Au départ du mécène, Roger prend contact avec sa fiancée Sophie qui lui demande de l’épouser avant qu’il saute. Puis il passe en revue  les grands titres de la presse locale et internationale qui relate ce grand événement qui arrive dans quelques jours. Le journal « Le jeudi soir » compare « Le douzième étage » comme les douze stations du Christ. « Roger en un seul saut du douzième étage se prépare à racheter les péchés de la nation. Les ailes qui lui pousseront au dos pendant sa chute doivent être comprises comme une nouvelle résurrection, la mutation obligatoire du citoyen pour régénérer notre patrie », a écrit le journal. La politique haïtienne s'empare aussi de l’affaire. Le ministre de la Culture a organisé un concours de poèmes dans toutes les écoles sur la thématique : Le saut, et le président de la République d’Haïti pense que le saut de Roger, teinté d'une originalité hors du commun, fait honneur à l'esprit haïtien.

« Le douzième étage » de l’écrivain haïtien Gary Victor sur cette mise en scène de Ralph Civil a réussi avec brio le pari de proposer une réflexion axée sur le temps et les relations entre le passé, le présent et l’avenir, sur la destinée de l’homme haïtien trop souvent manipulé par des politiciens magouilleurs de tous poils. Ce monologue ou du moins ce parabole d’un failli est servi à quelques exceptions près par une brillante virtuosité verbale et un humour grinçant typiquement haïtien. À travers une comique de gestes, de mots, de situations et à l’aide de ce texte très dense, Joepitz Dorsainvil arrive à  transporter les spectateurs dans un univers si complexe et livrer après coup une réflexion profonde et un peu mélancolique sur la réalité haïtienne pleine de tares et de travers.

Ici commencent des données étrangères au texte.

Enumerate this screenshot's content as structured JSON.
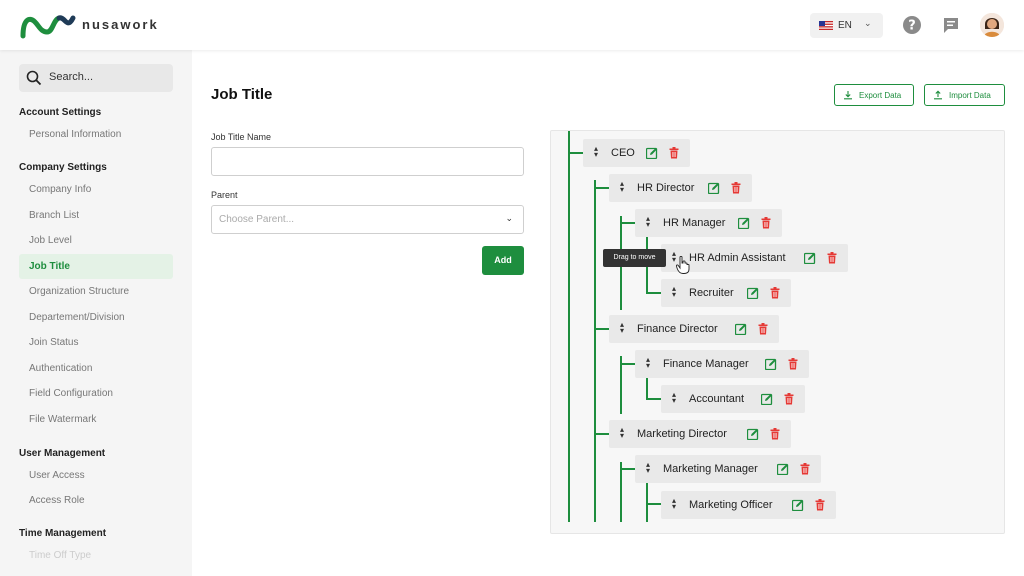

Tout fait sens dans cette pièce, à commencer par les répliques des personnages que l’acteur seul sur scène incarnait qui se renvoient les uns aux autres comme dans un jeu de miroirs. « Le douzième étage » peignant avec tendresse sur fond d’horizons incertains notre petit monde agité et assoiffé de bonheur où bon nombre d’Haïtiens prennent plaisir dans certaines circonstances de leur vie à sauter sans parachute.